Je suis l’invité des dames de la mélasse.
Je peux mettre mes mains sur leurs cuisses nubiles et grasses. L’huile qui s’écoule de leurs pores fond ma chair en appeaux, et l’écho de leurs rires dans mes os fait un chant qui appelle les oiseaux. Ils se posent par dizaine sur les anses des tasses : alors, délicatement, les dames saisissent leur corps, le trempent dans le lait et en croquent la tête. Les gazouillis ne cessent pas pour autant.
Elles parlent des étoiles qui s’alignent en leur nom. Elles parlent de la sueur qui satine leur noble front. Parfois, l’une d’entre elles se penche par-dessus sa jatte, laissant couler de sa courbe généreuse quelques filets de mélasse et les choses qui y grouillent. Pour rehausser le goût. Elles boivent du thé et de l’encens : leur sang sans fer, anémié, sent bon les odeurs du café. C’est qu’elles se nourrissent de toutes formes de graines, ces créatures herbivores, de café ou de panacée, et aussi des graines qui poussent dans le ventre des mères. Je n’ai pas le droit de toucher aux petites mignonneries : chaque fois que je tends la main pour me saisir d’une friandise braillante, l’ombre d’une grande dame me réprimande comme un enfant. Je ne peux que boire, et boire est ce que je fais pour vivre.
Il n’y a pas d’eau sur la nappe échancrée, ça me manque, mais je n’ose pas réclamer. L’impolitesse n’a pas sa place à la table des dames suintantes, or mon âme désespère de jamais devoir quitter leur élégance mondaine. Au lieu de cela, je me désaltère avec ce que je peux, ce à quoi j’ai droit : la bousse du lait qu’on éclamousse, quelques gouttes d’acide qui pendent aux lèvres veinées, le pjus qui dégouline des lignes cicatrisées. Dans leur bonté immense, elles ne s’offensent pas lorsque je grimpe à même leur peau pour chercher la perle liquide qui comblera mon manque : je ne suis qu’un énième ver qui frétille dans leur mélasse.

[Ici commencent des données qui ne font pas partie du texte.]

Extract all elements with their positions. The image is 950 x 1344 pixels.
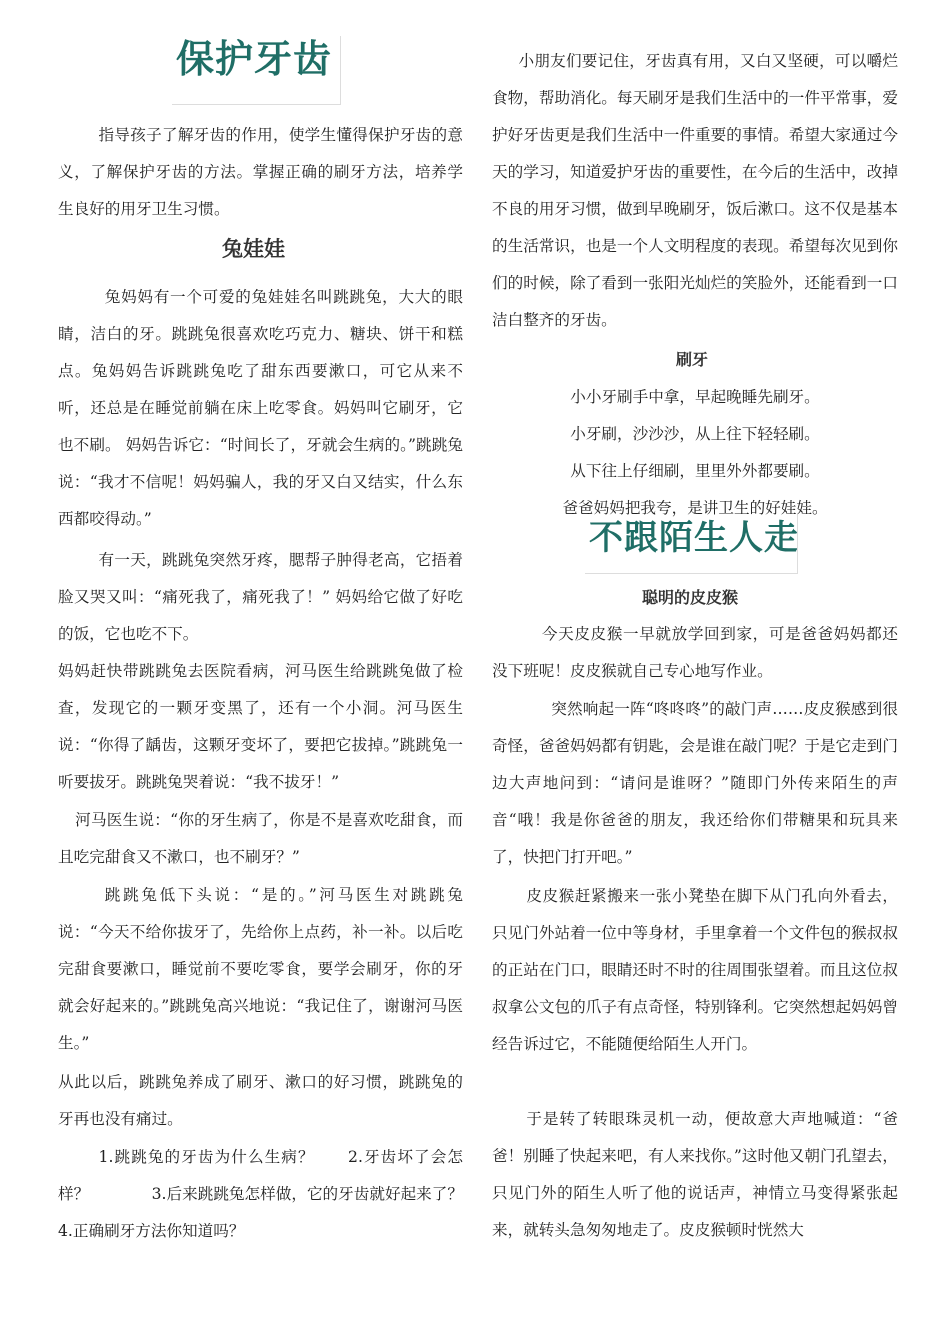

Contrairement aux autres, mes mains et mes yeux m’aident à chercher la source de leur force de vie, l’endroit d’où s’écoule le nectar ocre et mielleux qui donne son nom aux dames de la mélasse. Bientôt, le sucre doux rongera mes orbites autant que mes muscles, et je serai un ver, à mon tour. Alors je fouille, je fouille, je plonge mes mains dans la gelée mauve et rosée, j’emplis mes poumons de lard à force de me noyer, dans l’espoir de trouver la fontaine d’abondance qui me permettra de vivre à leur grandeur, à leurs côtés. Je dois trouver la source.
Je ne trouve pas la source.
Je suis l’invithé des dames de la mélasse. Elles boivent mon essence et j’en suis fort ravi ; même si leur rencontre me mène aux confins de la folie.